← Back to Projects

Agentic Data Analyst

Planned

An AI agent that accepts natural language questions about a dataset and autonomously writes SQL queries, runs pandas operations, generates charts, and explains the results. Built with LangGraph and Streamlit.

PythonLangGraphLangChainOpenAISQLiteStreamlit

Overview

An AI agent that bridges natural language and data — ask a question in plain English, get back SQL results, visualizations, and explanations.

Problem

Querying data requires knowing SQL or pandas. This project removes that barrier by letting an LLM decide how to answer a question, using tools to retrieve and visualize the data.

Approach

LangGraph ReAct agent with three tools: SQL query execution, pandas operations, and chart generation. The agent first fetches the schema, then plans and executes its approach, then explains the result.
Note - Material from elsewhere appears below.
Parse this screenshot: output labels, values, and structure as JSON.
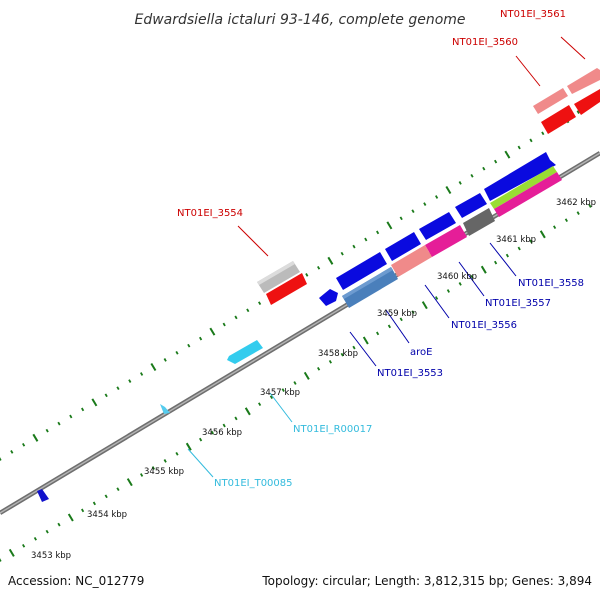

Streamlit provides the chat interface.

Tech Stack

  • LangGraph — agent state machine orchestration
  • LangChain — tool definitions and LLM binding
  • OpenAI gpt-4o-mini — language model
  • SQLite — data store (from Project 1)
  • Streamlit — chat UI

Key Decisions

  • LangGraph over plain chains because agents that use tools need explicit state and conditional routing — not a linear pipeline
  • Tool-level validation restricts SQL to SELECT only — the agent can’t modify data
  • Schema fetch as the first tool call ensures the agent always knows the data structure before writing queries

What I’d Do Differently

Add LangGraph’s MemorySaver checkpointer for persistent conversation memory across sessions, so the agent remembers what was discussed earlier in the conversation.